Indeed, doing a User.class_eval initializer vs opening up the class in the rake task is probably a matter of preference. The former seems nicer syntactically but also permanently pollutes the class hierarchy which isn't cool - but that's also the main suggestion of this gem - eg attr_masker calls inside the main model.

This is more a legacy thing rather than a deliberate decision – this gem is forked from attr_encrypted.

I really like the idea of moving configuration out of models to one place. Also, I am already convinced that the Rakefile trick is not obvious enough. IMO config/attr_masker.rb would be the best place for configuration. Adding support for that file with current API is as easy as adding one conditional require call. Let's do that.

Furthermore, I agree that API should be updated too, as dedicated configuration file opens new possibilities. However, I need to think the details through, sorry. One reason is that we want to support more ORMs eventually, Sequel for instance. It was difficult to do that with current API and I want the new API to be elastic enough. Regarding DSL and block syntax, I hope that a good set of keyword arguments will be a better option, but I'll think about that too. For sure the new API should not involve class re-opening.

So, I'll think on that and post updates here.

[synth]

Sounds good. So, to provide some more information about our specific cases that we discovered implementing this gem, here you go:

1. Simple attribute masking (this is what is very well covered now)
2. Class level query conditions to filter rows from being masked across all attributes.
3. Ability to nullify a set of attributes
4. Ability to order class processing. And ability to order mask commands inside of a class.
5. Ability for class level sql updates. There are times (like when nullifying) that instead of doing row level processing, you can get away with an update_all on the model which is obviously way faster than doing row level processing.

So, here's a contrived example that illustrates all of the above:

attr_masker Company do # This class runs first
  global_condition ->{ where.not(id: 1) } # sets global query scope
  mask :domain, -> { Faker::Internet.domain_name }
end

attr_masker User do # This class runs second
  global_condition ->{ where.not(company_id: 1) } # sets global query scope

  nullify :crypted_password, :last_login_ip # runs first clearing out all the crud we don't need
  mask :first_name, -> { Faker::Name.first_name }  # runs second
  mask :last_name, -> { Faker::Name.last_name }  # runs third
  mask :email, ->(model: ,**) { "#{model.first_name}.#{model.last_name}@#{model.company.domain}") # User runs after Company so we can guarantee the domain has been masked. Same goes for first/last name.
  update_all "global_unsubscribe = true" # finally, do a final update_all on any other mass assignments like making sure everyone is globally unsubscribed to make sure they dont accidentally get emails (even if we've masked them).
end

I know I'm being cheeky by getting rid of the keyword argument masker in the block syntax...It just feels nicer to me :)

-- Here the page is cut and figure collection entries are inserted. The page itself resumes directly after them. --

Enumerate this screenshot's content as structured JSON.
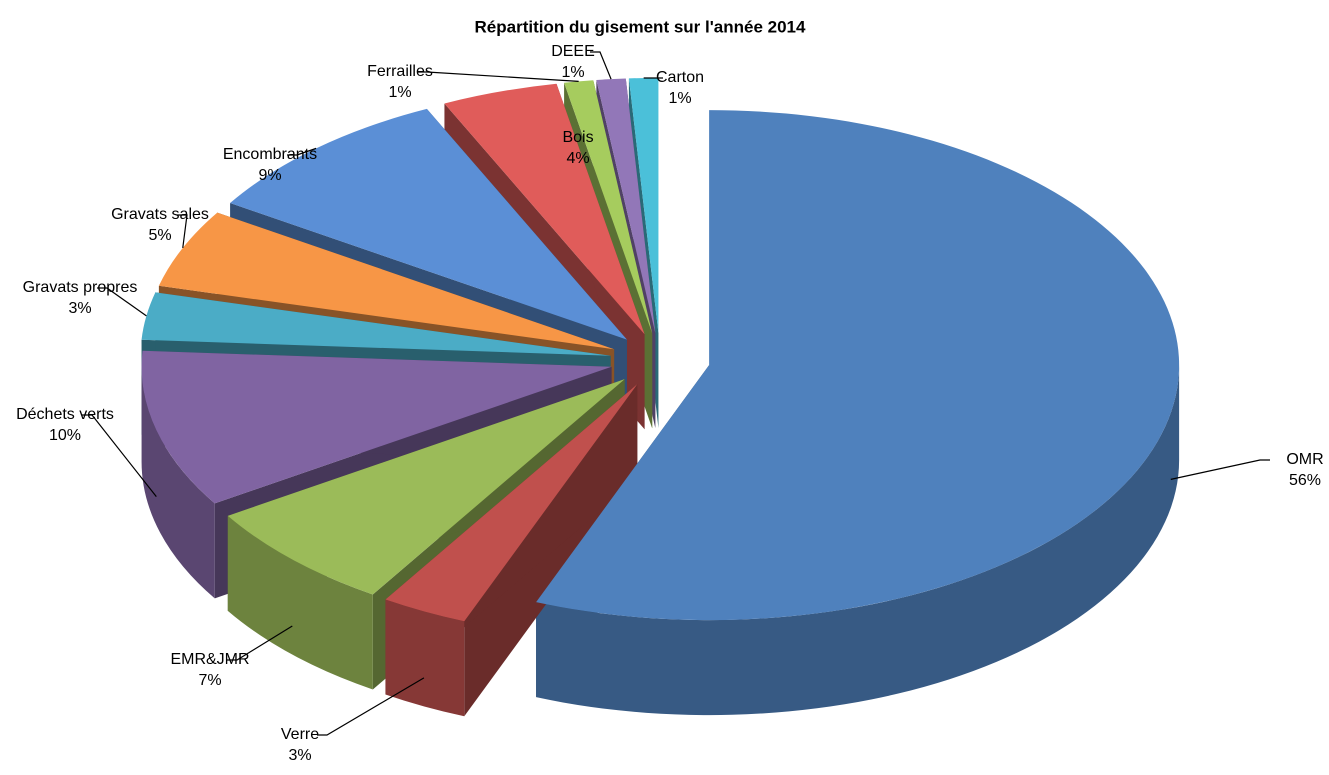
{
  "chart_data": {
    "type": "pie3d",
    "title": "Répartition du gisement sur l'année 2014",
    "categories": [
      "OMR",
      "Verre",
      "EMR&JMR",
      "Déchets verts",
      "Gravats propres",
      "Gravats sales",
      "Encombrants",
      "Bois",
      "Ferrailles",
      "DEEE",
      "Carton"
    ],
    "values": [
      56,
      3,
      7,
      10,
      3,
      5,
      9,
      4,
      1,
      1,
      1
    ],
    "value_labels": [
      "56%",
      "3%",
      "7%",
      "10%",
      "3%",
      "5%",
      "9%",
      "4%",
      "1%",
      "1%",
      "1%"
    ],
    "colors": [
      "#4f81bd",
      "#c0504d",
      "#9bbb59",
      "#8064a2",
      "#4bacc6",
      "#f79646",
      "#5b8fd6",
      "#e05c5a",
      "#a6cc5e",
      "#9277b8",
      "#4bc0d9"
    ]
  }
}
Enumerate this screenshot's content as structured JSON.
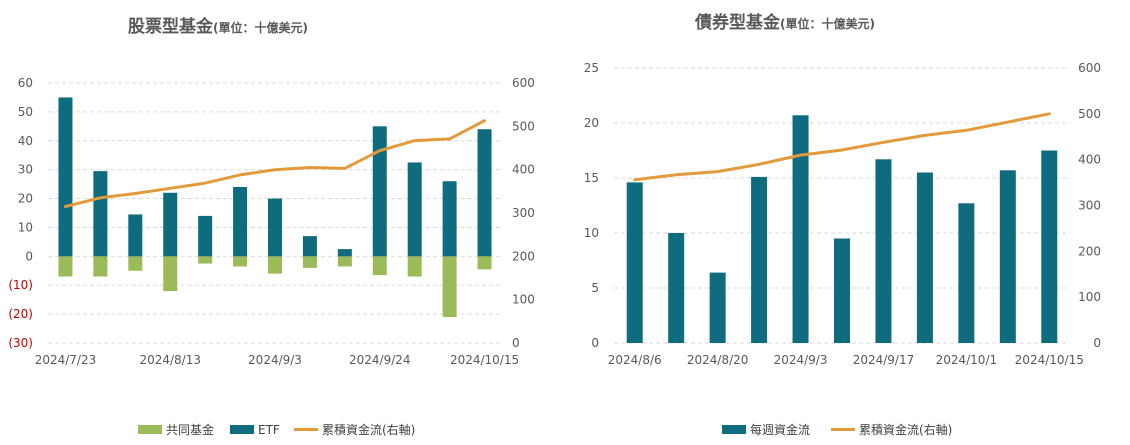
{
  "colors": {
    "etf": "#0f6b7e",
    "mutual_fund": "#9bbb59",
    "weekly_flow": "#0f6b7e",
    "cumulative": "#e39a3b",
    "negative_tick": "#c00000"
  },
  "chart_data": [
    {
      "type": "bar",
      "title": "股票型基金",
      "subtitle": "(單位：十億美元)",
      "xlabel": "",
      "ylabel": "",
      "y_ticks": [
        "60",
        "50",
        "40",
        "30",
        "20",
        "10",
        "0",
        "(10)",
        "(20)",
        "(30)"
      ],
      "y2_ticks": [
        "600",
        "500",
        "400",
        "300",
        "200",
        "100",
        "0"
      ],
      "x_tick_labels": [
        "2024/7/23",
        "2024/8/13",
        "2024/9/3",
        "2024/9/24",
        "2024/10/15"
      ],
      "ylim": [
        -30,
        60
      ],
      "y2lim": [
        0,
        600
      ],
      "grid": true,
      "legend_position": "bottom",
      "categories": [
        "2024/7/23",
        "2024/7/30",
        "2024/8/6",
        "2024/8/13",
        "2024/8/20",
        "2024/8/27",
        "2024/9/3",
        "2024/9/10",
        "2024/9/17",
        "2024/9/24",
        "2024/10/1",
        "2024/10/8",
        "2024/10/15"
      ],
      "series": [
        {
          "name": "共同基金",
          "kind": "bar",
          "axis": "left",
          "values": [
            -7,
            -7,
            -5,
            -12,
            -2.5,
            -3.5,
            -6,
            -4,
            -3.5,
            -6.5,
            -7,
            -21,
            -4.5
          ]
        },
        {
          "name": "ETF",
          "kind": "bar",
          "axis": "left",
          "values": [
            55,
            29.5,
            14.5,
            22,
            14,
            24,
            20,
            7,
            2.5,
            45,
            32.5,
            26,
            44
          ]
        },
        {
          "name": "累積資金流(右軸)",
          "kind": "line",
          "axis": "right",
          "values": [
            315,
            335,
            345,
            357,
            369,
            388,
            400,
            405,
            403,
            444,
            467,
            471,
            513
          ]
        }
      ]
    },
    {
      "type": "bar",
      "title": "債券型基金",
      "subtitle": "(單位：十億美元)",
      "xlabel": "",
      "ylabel": "",
      "y_ticks": [
        "25",
        "20",
        "15",
        "10",
        "5",
        "0"
      ],
      "y2_ticks": [
        "600",
        "500",
        "400",
        "300",
        "200",
        "100",
        "0"
      ],
      "x_tick_labels": [
        "2024/8/6",
        "2024/8/20",
        "2024/9/3",
        "2024/9/17",
        "2024/10/1",
        "2024/10/15"
      ],
      "ylim": [
        0,
        25
      ],
      "y2lim": [
        0,
        600
      ],
      "grid": true,
      "legend_position": "bottom",
      "categories": [
        "2024/8/6",
        "2024/8/13",
        "2024/8/20",
        "2024/8/27",
        "2024/9/3",
        "2024/9/10",
        "2024/9/17",
        "2024/9/24",
        "2024/10/1",
        "2024/10/8",
        "2024/10/15"
      ],
      "series": [
        {
          "name": "每週資金流",
          "kind": "bar",
          "axis": "left",
          "values": [
            14.6,
            10,
            6.4,
            15.1,
            20.7,
            9.5,
            16.7,
            15.5,
            12.7,
            15.7,
            17.5
          ]
        },
        {
          "name": "累積資金流(右軸)",
          "kind": "line",
          "axis": "right",
          "values": [
            356,
            367,
            374,
            390,
            410,
            421,
            438,
            453,
            464,
            482,
            500
          ]
        }
      ]
    }
  ]
}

Anyway, let me know what you think when you get to it! This is just how we're using it and I think could definitely add value to others. Cheers!

[ribose-jeffreylau]

Thanks @synth for the good points, especially 5) since this is something we'd like to have as well. We hope to be able support most if not all of these use cases in the next API update.

[ronaldtse]

Thank you @synth for the great insights — the proposed DSL is thoughtful and demonstrates good use. Agree with @ribose-jeffreylau .

[skalee]

Feature request for global configuration file (without API changes) has been extracted to #118. I prefer to keep this discussion open, so I've renamed the issue.

[skalee]

Cool. So, I forked this repo and ran rspec spec and got this error.

For reference, this error is now fixed.